The I-Team reported a few light poles with exposed wiring the same way residents would, through the CSB. The city sent out crews the very next day and marked the requests as completed. When the I-Team returned to those light poles, they found a barrel covering live wires at one location and a few wraps of electrical tape on others.
5 On Your Side asked the city’s director of streets, Jamie Wilson, whether that was enough.
“If that's all we did, no,” said Wilson. “You put a barricade over it in order to make it safe until you can come back.”
When Wilson saw that the requests had all been marked as completed, he said, “The base plate with the tape around there should not be permanent…the final solution would be banding.”
He also made a commitment.
“I'll look at those for sure.”
Swinney said she felt that certain communities wait for permanent repairs longer than others.
“If it had been in Central West End,” she said, “it would have been corrected the same day.
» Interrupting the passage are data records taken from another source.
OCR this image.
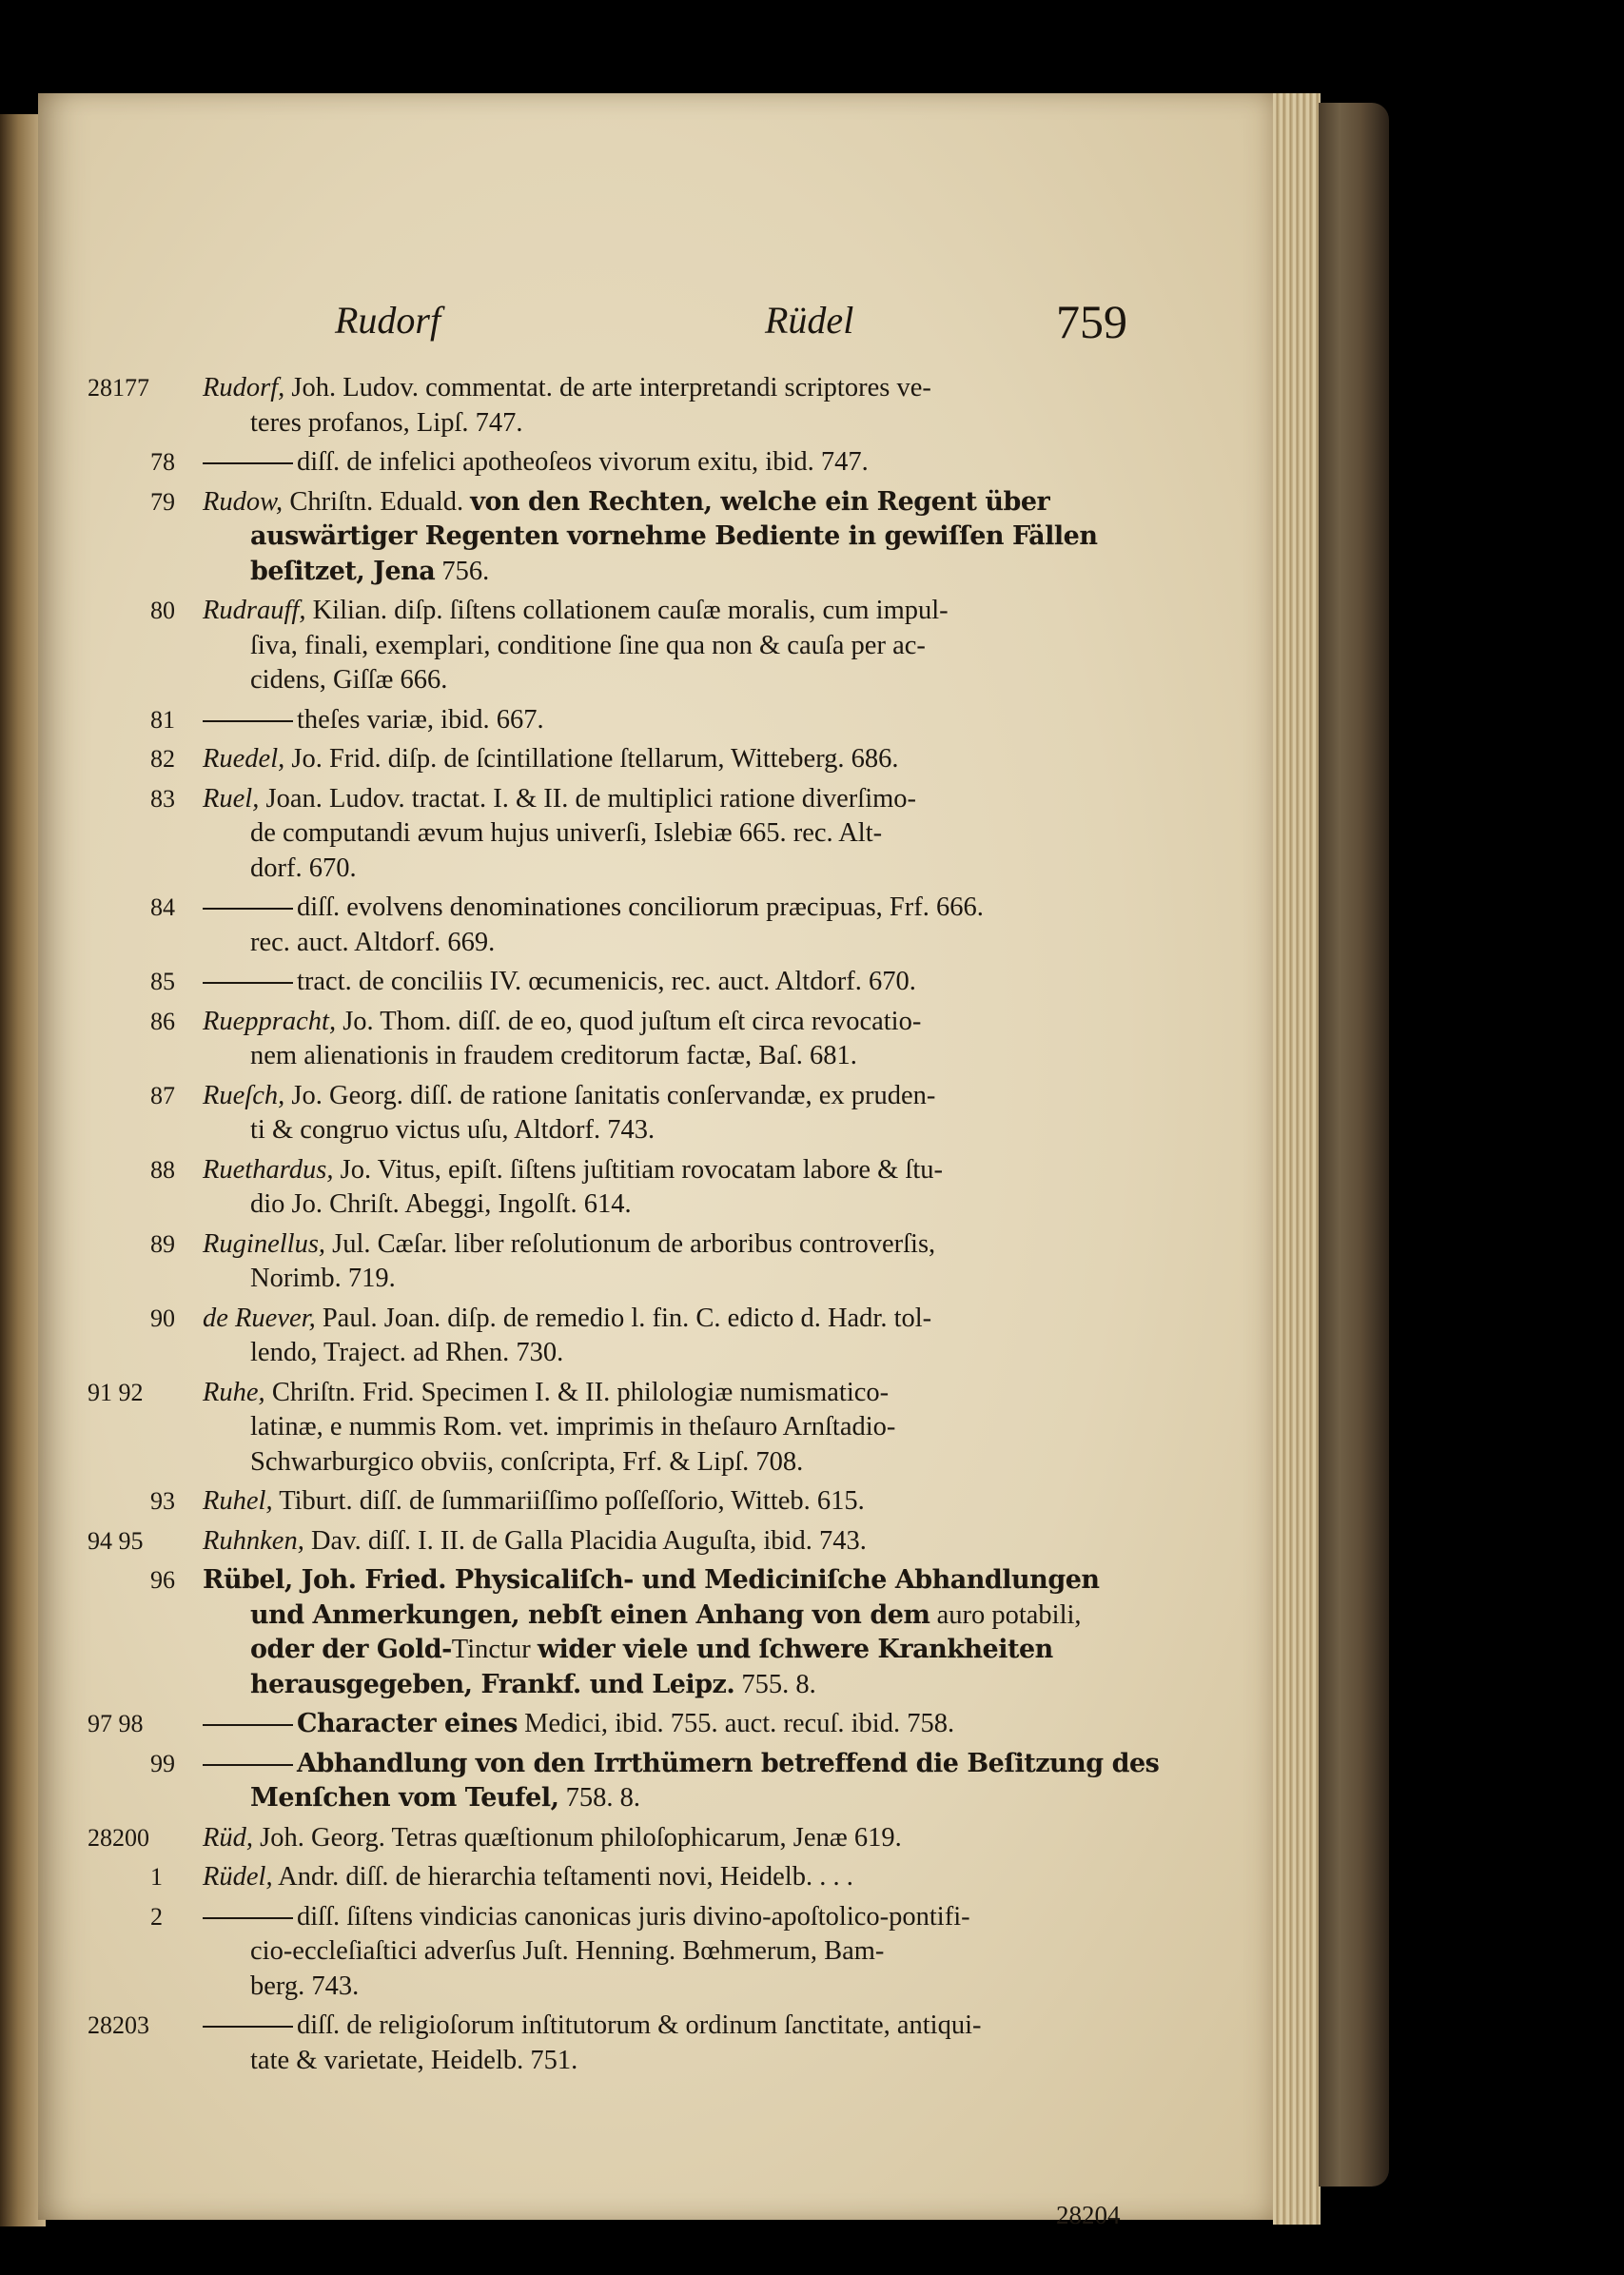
Rudorf	Rüdel	759
28177	Rudorf, Joh. Ludov. commentat. de arte interpretandi scriptores ve-
teres profanos, Lipſ. 747.
78	diſſ. de infelici apotheoſeos vivorum exitu, ibid. 747.
79	Rudow, Chriſtn. Eduald. von den Rechten, welche ein Regent über
auswärtiger Regenten vornehme Bediente in gewiſſen Fällen
beſitzet, Jena 756.
80	Rudrauff, Kilian. diſp. ſiſtens collationem cauſæ moralis, cum impul-
ſiva, finali, exemplari, conditione ſine qua non & cauſa per ac-
cidens, Giſſæ 666.
81	theſes variæ, ibid. 667.
82	Ruedel, Jo. Frid. diſp. de ſcintillatione ſtellarum, Witteberg. 686.
83	Ruel, Joan. Ludov. tractat. I. & II. de multiplici ratione diverſimo-
de computandi ævum hujus univerſi, Islebiæ 665. rec. Alt-
dorf. 670.
84	diſſ. evolvens denominationes conciliorum præcipuas, Frf. 666.
rec. auct. Altdorf. 669.
85	tract. de conciliis IV. œcumenicis, rec. auct. Altdorf. 670.
86	Rueppracht, Jo. Thom. diſſ. de eo, quod juſtum eſt circa revocatio-
nem alienationis in fraudem creditorum factæ, Baſ. 681.
87	Rueſch, Jo. Georg. diſſ. de ratione ſanitatis conſervandæ, ex pruden-
ti & congruo victus uſu, Altdorf. 743.
88	Ruethardus, Jo. Vitus, epiſt. ſiſtens juſtitiam rovocatam labore & ſtu-
dio Jo. Chriſt. Abeggi, Ingolſt. 614.
89	Ruginellus, Jul. Cæſar. liber reſolutionum de arboribus controverſis,
Norimb. 719.
90	de Ruever, Paul. Joan. diſp. de remedio l. fin. C. edicto d. Hadr. tol-
lendo, Traject. ad Rhen. 730.
91 92	Ruhe, Chriſtn. Frid. Specimen I. & II. philologiæ numismatico-
latinæ, e nummis Rom. vet. imprimis in theſauro Arnſtadio-
Schwarburgico obviis, conſcripta, Frf. & Lipſ. 708.
93	Ruhel, Tiburt. diſſ. de ſummariiſſimo poſſeſſorio, Witteb. 615.
94 95	Ruhnken, Dav. diſſ. I. II. de Galla Placidia Auguſta, ibid. 743.
96	Rübel, Joh. Fried. Physicaliſch- und Mediciniſche Abhandlungen
und Anmerkungen, nebſt einen Anhang von dem auro potabili,
oder der Gold-Tinctur wider viele und ſchwere Krankheiten
herausgegeben, Frankf. und Leipz. 755. 8.
97 98	Character eines Medici, ibid. 755. auct. recuſ. ibid. 758.
99	Abhandlung von den Irrthümern betreffend die Beſitzung des
Menſchen vom Teufel, 758. 8.
28200	Rüd, Joh. Georg. Tetras quæſtionum philoſophicarum, Jenæ 619.
1	Rüdel, Andr. diſſ. de hierarchia teſtamenti novi, Heidelb. . . .
2	diſſ. ſiſtens vindicias canonicas juris divino-apoſtolico-pontifi-
cio-eccleſiaſtici adverſus Juſt. Henning. Bœhmerum, Bam-
berg. 743.
28203	diſſ. de religioſorum inſtitutorum & ordinum ſanctitate, antiqui-
tate & varietate, Heidelb. 751.
28204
You know, over here in our community, really too much doesn't get fixed.”
Looking at Census data and five years of CSB reports, there are trends that support her suspicions.
Nine neighborhoods where the majority of residents are white had the fastest time to close light pole damage complaints.
It took an average of nine days to close those complaints, the CSB data shows.
In 22 city neighborhoods where the majority of residents are black, response times averaged 40 days, more than four times as long.
Wilson says location isn’t even a consideration for his crews.
“Everybody here comes to work to replace the lights. They really don't care again where it's at. We've got folks everywhere across the city. So, yeah, it doesn't bother us where it's at,” said Wilson.
The major obstacles the city faces, Wilson said, are manpower and money. One in four positions in the streets department are vacant. One light pole is knocked down each day, on average, and they cost $1,000 to replace. Meanwhile, thieves are targeting light poles to steal wiring and covers for scrap.
For the live wires covered by a barrel, Wilson said the department will need to check on funding from the “original funder.” If no funding is available, the city’s solution will be to install an underground “pull box” that contains the wires safely.
Until then, Kaiser can’t let her guard down.
“I should be able to send my kids out in the front yard and my grandson should be able to ride a scooter. And I shouldn't have to worry about this being a safety hazard for him,” she said.